While CAES plants are already operational in Germany and the U.S., they typically are coupled to a baseload rather than to an intermittent power plant. A demonstration plant would serve to resolve the details of the control system that couples intermittent wind energy to the high power compressors. Most importantly, such a project would overcome the reluctance of a utility or company to be the first to build a new type of installation by underwriting the risk inevitably associated with a unique effort.

### Renewable Energy/Fossil Fuel Combination Plants

It is critical that the total integrated system consisting of the renewable energy source and storage system, including those storage technologies that use fossil fuels directly, be considered a renewable energy supplier. For example, following the guidelines in PURPA (Public Utilities Regulatory Policies Act) in the U.S., a power plant may be considered to be a renewable energy facility (a qualifying facility) provided that the fossil fuel energy input is limited to 25% of the total annual energy input.

An illustration of this approach is given by the Luz solar thermal power plants 13 in California. These use natural gas or fuel oil to generate steam in parallel with sun-tracking parabolic trough solar concentrators. In this fashion, the plant could generate power reliably at times of maximum demand and thus capture a premium price for its output. The Luz Company was forced into bankruptcy by low natural gas prices in 1991; however, their plants were the largest and most economical solar electric technology developed to date.

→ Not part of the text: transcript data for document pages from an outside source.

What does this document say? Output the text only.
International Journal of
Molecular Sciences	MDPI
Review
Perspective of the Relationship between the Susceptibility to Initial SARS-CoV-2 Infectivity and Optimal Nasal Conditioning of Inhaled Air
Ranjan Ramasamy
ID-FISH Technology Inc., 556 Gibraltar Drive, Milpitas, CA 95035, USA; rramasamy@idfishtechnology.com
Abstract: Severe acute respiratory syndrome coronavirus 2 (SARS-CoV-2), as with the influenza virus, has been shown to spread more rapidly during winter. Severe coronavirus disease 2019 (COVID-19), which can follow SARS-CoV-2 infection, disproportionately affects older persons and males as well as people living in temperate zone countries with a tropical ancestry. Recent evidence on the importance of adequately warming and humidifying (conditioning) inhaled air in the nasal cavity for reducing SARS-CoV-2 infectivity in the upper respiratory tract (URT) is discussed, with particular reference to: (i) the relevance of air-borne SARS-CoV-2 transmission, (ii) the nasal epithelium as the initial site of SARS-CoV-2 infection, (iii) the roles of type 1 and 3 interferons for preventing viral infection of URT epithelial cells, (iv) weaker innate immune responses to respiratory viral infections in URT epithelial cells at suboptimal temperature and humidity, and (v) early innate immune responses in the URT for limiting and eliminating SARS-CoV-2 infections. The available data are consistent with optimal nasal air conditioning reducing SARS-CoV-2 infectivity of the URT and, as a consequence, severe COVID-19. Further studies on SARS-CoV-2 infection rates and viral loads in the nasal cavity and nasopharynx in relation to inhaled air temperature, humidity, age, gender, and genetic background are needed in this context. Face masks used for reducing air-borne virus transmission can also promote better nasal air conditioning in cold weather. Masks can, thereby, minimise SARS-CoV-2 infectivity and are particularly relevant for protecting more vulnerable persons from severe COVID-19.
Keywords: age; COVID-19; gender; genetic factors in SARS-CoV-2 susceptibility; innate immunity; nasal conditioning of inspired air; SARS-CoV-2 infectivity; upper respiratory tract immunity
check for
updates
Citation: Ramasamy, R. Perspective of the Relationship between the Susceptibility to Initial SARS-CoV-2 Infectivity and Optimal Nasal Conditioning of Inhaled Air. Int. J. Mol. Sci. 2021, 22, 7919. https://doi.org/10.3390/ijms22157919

Using PURPA as a model, legislation allowing fossil fuel/renewable energy hybrid plants to be considered as renewable energy facilities should be enacted globally.

## Summary

Intermittent renewable energy is widely perceived as not being competitive with conventional sources of power in utility scale systems. This false impression is due mainly to the lack of understanding that a reliable, cost-effective utility scale storage technology does actually exist. A small, well-focused program incorporating the above elements of site surveys, legislation and demonstration plants would be a key factor in overcoming this misperception and allowing renewable intermittent energy to supply a very large fraction of total electricity demand.